Mum carried my small suitcase. I only carried my school satchel on my back. When we came closer to the pillars in front of the station building I could recognise my beloved uncle Alexander. That  made me really happy when I realised that he must have got up early just to see me  to say “Good bye”. I would not have expected such a gesture from anyone.

“Hi, Peter, are you looking forward to the long train trip?” And, before I could say anything, he added, “You will get a lot to see. Perhaps even mountains.” Mum and uncle shook hands.

“When will the train depart,” he wanted to know.

“Five past seven,” answered Mum. Suddenly I could see Frau Fischer from the Office for Children’s  Affairs, the one I had met the previous day. I did not like her as she tried  to be overly  nice to me. She walked up to us and said: “There he is, our little man. We better get onto our train!” After a short exchange of words the lady took my suit case off Mum and took my hand and said: “Lets go then. We don’t want the train to leave without us. Do we?”

Oh, yes, I would have loved that very much. I did not like her artificial friendliness.

I could not remember later whether Mum gave me a kiss or not, because she surprised me by giving me ten fifty Pfennig pieces, saying: “Don’t lose them. You might want to buy something with it.”

And with that I and the lady hurried along the train. There were several platforms in which trains were waiting to depart. The steam engines hissed and snorted like impatient horses who could not wait any longer  to leave the claustrophobic city  behind for the the vastness of the countryside.

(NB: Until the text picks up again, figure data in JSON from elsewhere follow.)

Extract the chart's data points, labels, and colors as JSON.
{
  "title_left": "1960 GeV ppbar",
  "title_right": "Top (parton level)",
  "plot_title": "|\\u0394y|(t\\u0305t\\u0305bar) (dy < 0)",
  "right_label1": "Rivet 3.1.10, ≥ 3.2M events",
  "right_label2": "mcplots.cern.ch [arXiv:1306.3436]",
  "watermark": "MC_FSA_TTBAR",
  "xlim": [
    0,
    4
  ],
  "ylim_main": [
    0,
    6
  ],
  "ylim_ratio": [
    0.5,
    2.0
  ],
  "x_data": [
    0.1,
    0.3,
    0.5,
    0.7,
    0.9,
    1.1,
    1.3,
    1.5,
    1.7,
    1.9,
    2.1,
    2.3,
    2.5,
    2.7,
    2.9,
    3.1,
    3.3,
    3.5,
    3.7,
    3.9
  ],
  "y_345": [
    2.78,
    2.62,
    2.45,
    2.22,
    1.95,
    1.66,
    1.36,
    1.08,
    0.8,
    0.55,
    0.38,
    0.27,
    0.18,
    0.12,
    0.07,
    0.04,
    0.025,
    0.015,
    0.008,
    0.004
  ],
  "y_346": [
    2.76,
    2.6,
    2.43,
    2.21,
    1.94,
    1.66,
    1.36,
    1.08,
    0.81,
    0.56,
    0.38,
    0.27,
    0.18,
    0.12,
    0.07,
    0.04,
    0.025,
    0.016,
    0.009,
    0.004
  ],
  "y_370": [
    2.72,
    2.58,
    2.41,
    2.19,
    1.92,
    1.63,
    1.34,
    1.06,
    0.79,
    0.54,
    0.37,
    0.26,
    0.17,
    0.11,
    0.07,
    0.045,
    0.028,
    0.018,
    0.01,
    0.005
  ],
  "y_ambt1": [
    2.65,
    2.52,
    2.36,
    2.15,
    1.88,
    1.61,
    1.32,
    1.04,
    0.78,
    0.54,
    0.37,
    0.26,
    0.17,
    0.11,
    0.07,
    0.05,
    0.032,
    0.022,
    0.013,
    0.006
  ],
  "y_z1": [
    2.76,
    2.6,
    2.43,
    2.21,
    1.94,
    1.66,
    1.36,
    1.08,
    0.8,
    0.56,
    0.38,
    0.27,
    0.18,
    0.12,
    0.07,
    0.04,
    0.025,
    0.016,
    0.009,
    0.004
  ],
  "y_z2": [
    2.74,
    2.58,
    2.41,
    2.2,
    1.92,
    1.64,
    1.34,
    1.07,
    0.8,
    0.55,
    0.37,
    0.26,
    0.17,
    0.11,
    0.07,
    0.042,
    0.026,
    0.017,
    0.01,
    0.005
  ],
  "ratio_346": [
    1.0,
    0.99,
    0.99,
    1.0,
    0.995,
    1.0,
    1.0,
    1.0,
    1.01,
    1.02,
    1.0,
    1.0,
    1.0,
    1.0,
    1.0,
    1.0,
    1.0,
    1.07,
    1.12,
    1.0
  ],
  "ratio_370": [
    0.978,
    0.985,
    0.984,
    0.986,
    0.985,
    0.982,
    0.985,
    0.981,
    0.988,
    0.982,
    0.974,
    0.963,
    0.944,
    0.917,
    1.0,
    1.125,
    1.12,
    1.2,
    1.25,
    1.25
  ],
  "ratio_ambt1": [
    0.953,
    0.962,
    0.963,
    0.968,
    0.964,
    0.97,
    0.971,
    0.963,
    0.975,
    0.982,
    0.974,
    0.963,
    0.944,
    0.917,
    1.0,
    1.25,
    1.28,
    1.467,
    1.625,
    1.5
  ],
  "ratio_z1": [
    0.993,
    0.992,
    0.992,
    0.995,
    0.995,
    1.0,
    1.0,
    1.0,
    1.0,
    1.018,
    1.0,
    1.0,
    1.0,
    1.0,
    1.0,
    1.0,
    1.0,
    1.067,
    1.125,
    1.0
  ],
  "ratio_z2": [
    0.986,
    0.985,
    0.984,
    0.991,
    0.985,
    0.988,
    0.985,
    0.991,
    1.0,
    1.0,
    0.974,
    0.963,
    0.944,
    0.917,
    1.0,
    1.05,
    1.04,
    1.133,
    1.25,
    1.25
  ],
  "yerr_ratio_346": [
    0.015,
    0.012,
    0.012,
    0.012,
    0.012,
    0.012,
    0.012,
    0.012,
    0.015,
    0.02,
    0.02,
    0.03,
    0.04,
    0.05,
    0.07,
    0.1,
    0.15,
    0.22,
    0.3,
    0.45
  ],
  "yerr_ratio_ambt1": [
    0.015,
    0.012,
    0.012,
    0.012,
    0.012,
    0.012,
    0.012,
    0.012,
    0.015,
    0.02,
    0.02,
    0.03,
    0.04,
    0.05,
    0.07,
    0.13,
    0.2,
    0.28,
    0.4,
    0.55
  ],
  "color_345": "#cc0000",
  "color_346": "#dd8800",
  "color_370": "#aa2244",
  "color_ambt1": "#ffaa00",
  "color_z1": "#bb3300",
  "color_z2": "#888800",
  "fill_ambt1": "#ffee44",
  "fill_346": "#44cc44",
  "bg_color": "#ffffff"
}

Mum and my uncle did not come to the train. I assumed they did not want to spend money on platform tickets. The lady from  Children’s Affairs looked at the carriage numbers. The clock in the middle of the platform showed it was exactly 7 o’clock. Still the Sun had not risen. Finally we reached our carriage with our reserved compartment. The lady helped me to get into the carriage. We walked along a long narrow corridor till we reached our compartment. Our carriage was a 3rd class carriage and we had to sit on a wooden bench. Nobody else sat in the compartment and all through the long journey nobody joined us either.

It was comfortable warm in the compartment and I took off my gloves and coat. My companion stowed my things on to the luggage rack above the seat. Shortly after that we could hear an announcement over the loudspeaker. I did not understand anything. Some people hurried past our window, doors were shut and the train, after a slight jolt, started, almost imperceptibly, to move out of the huge hall into a cold winter’s  morning.